If we extend the above example to add the time derivative of the viscous stress tensor (see A viscous stress tensor) like the following:

pp = PostProcessor()
pp.add_fields([SolutionField("Velocity"), SolutionField("Pressure")])
pp.add_field(Stress())
pp.add_field(TimeDerivative("Stress"))

The first emphasized line will trigger building of the dependency tree for the stress:

Dependency tree built by pp.add_field(Stress())

while the second emphasized line will use this dependency tree, and trigger the building of the larger dependency tree

Dependency tree built by pp.add_field(TimeDerivative("Stress"))

4.2.3. Planner¶

The Planner-class will set up a plan of the computations for the coming timesteps. This algorithm will inspect the dependencies of each field, and compute the necessary fields at the required time.

In addition, it determines how long each computation should be kept in cache.

Note

This does not yet support variable timestepping.

4.2.4. Saver¶

The Saver-class handles all the saving operations in cbcpost. It will determine if and how to save based on Field-parameters. In addition, there are helper methods in PostProcessor for saving mesh and parameters.

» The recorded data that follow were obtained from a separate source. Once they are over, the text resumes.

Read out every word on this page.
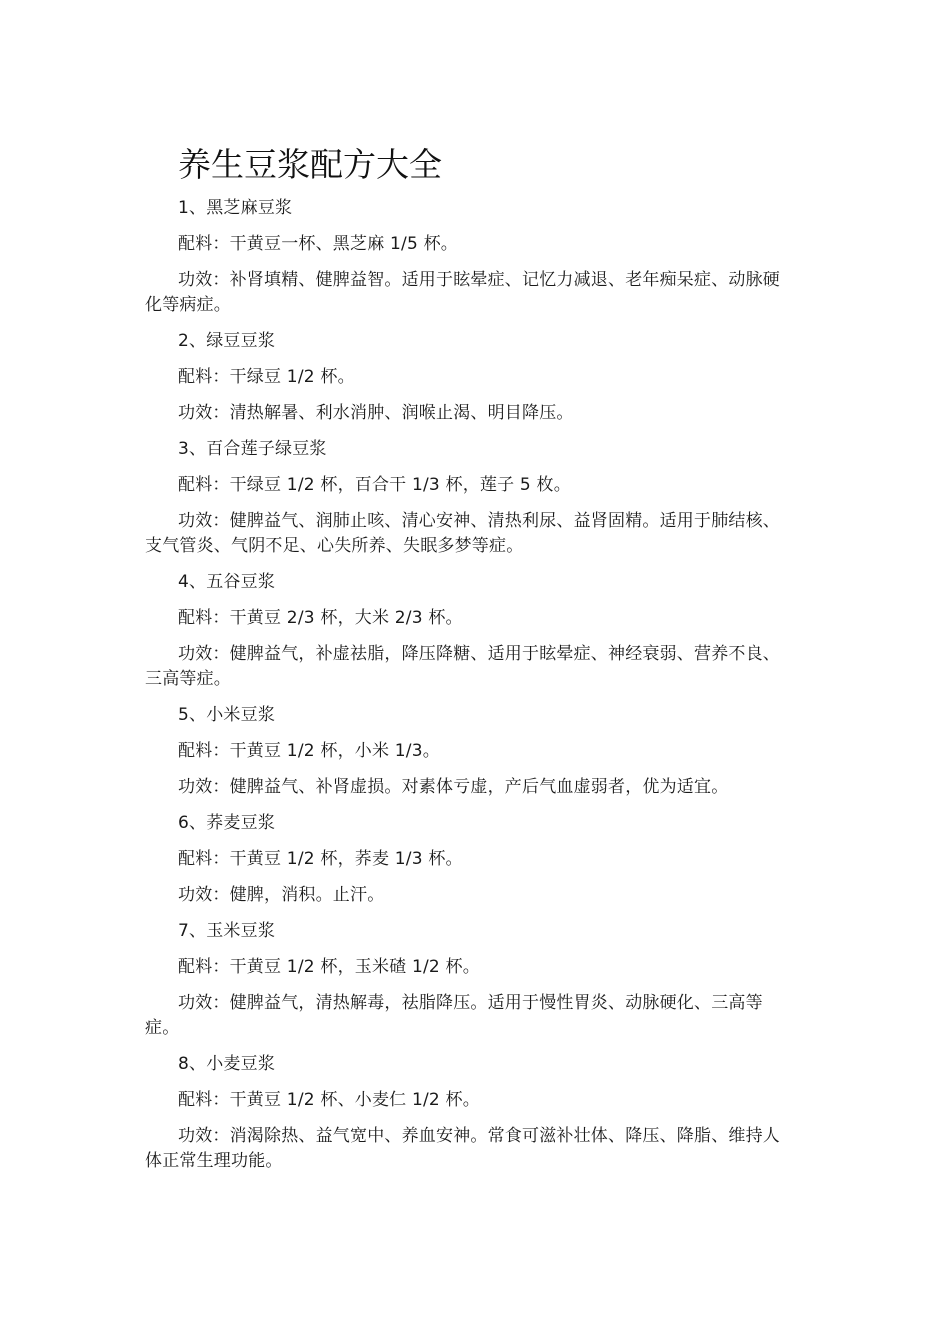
养生豆浆配方大全

1、黑芝麻豆浆

配料：干黄豆一杯、黑芝麻 1/5 杯。

功效：补肾填精、健脾益智。适用于眩晕症、记忆力减退、老年痴呆症、动脉硬化等病症。

2、绿豆豆浆

配料：干绿豆 1/2 杯。

功效：清热解暑、利水消肿、润喉止渴、明目降压。

3、百合莲子绿豆浆

配料：干绿豆 1/2 杯，百合干 1/3 杯，莲子 5 枚。

功效：健脾益气、润肺止咳、清心安神、清热利尿、益肾固精。适用于肺结核、支气管炎、气阴不足、心失所养、失眠多梦等症。

4、五谷豆浆

配料：干黄豆 2/3 杯，大米 2/3 杯。

功效：健脾益气，补虚祛脂，降压降糖、适用于眩晕症、神经衰弱、营养不良、三高等症。

5、小米豆浆

配料：干黄豆 1/2 杯，小米 1/3。

功效：健脾益气、补肾虚损。对素体亏虚，产后气血虚弱者，优为适宜。

6、荞麦豆浆

配料：干黄豆 1/2 杯，荞麦 1/3 杯。

功效：健脾，消积。止汗。

7、玉米豆浆

配料：干黄豆 1/2 杯，玉米碴 1/2 杯。

功效：健脾益气，清热解毒，祛脂降压。适用于慢性胃炎、动脉硬化、三高等症。

8、小麦豆浆

配料：干黄豆 1/2 杯、小麦仁 1/2 杯。

功效：消渴除热、益气宽中、养血安神。常食可滋补壮体、降压、降脂、维持人体正常生理功能。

For fields, several saveformats are available:

Replay/restart-compatible	Visualization	Plain text
hdf5	xdmf	txt
xml	pvd
xml.gz
shelve

The default save formats are:

hdf5 and xdmf if data is dolfin.Function
txt and shelve if data is float, int, list, tuple or dict

The saving is done in a structured manner below the postprocessors case director. Consider the following example:

pp = PostProcessor(dict(casedir="Results/"))
pp.add_fields([
    SolutionField("Pressure", save=True),
    Norm("Pressure", save=True),
])
pp.store_mesh(mesh, facet_domains=my_facet_domains,
              cell_domains=my_cell_domains)
pp.store_params(
    ParamDict(
        mu = 1.5,
        case = "A",
        bc = "p(0)=1",
    )
)

Here, we ask the postprocessor to save the Pressure and the (L2-)norm of the pressure, we store the mesh with associated cell- and facet domains, and we save some (arbitrary) parameters. (Note the use of ParamDict).

This will result in the following structure of the Results-folder:

4.2.5. Plotter¶

Two types of data are supported for plotting:

dolfin.Function-type objects
Scalars (int, float, etc)

The Plotter-class plots using dolfin.plot or pyplot.plot depending on the input data. The plotting is updated each timestep the Field is directly triggered for recomputation, and rescaled if necessary. For dolfin plotting, arguments can be passed to the dolfin.plot-command through the parameter plot_args.

dolfin.Function objects are plotted with dolfin.plot

Simple scalars are plotted with pyplot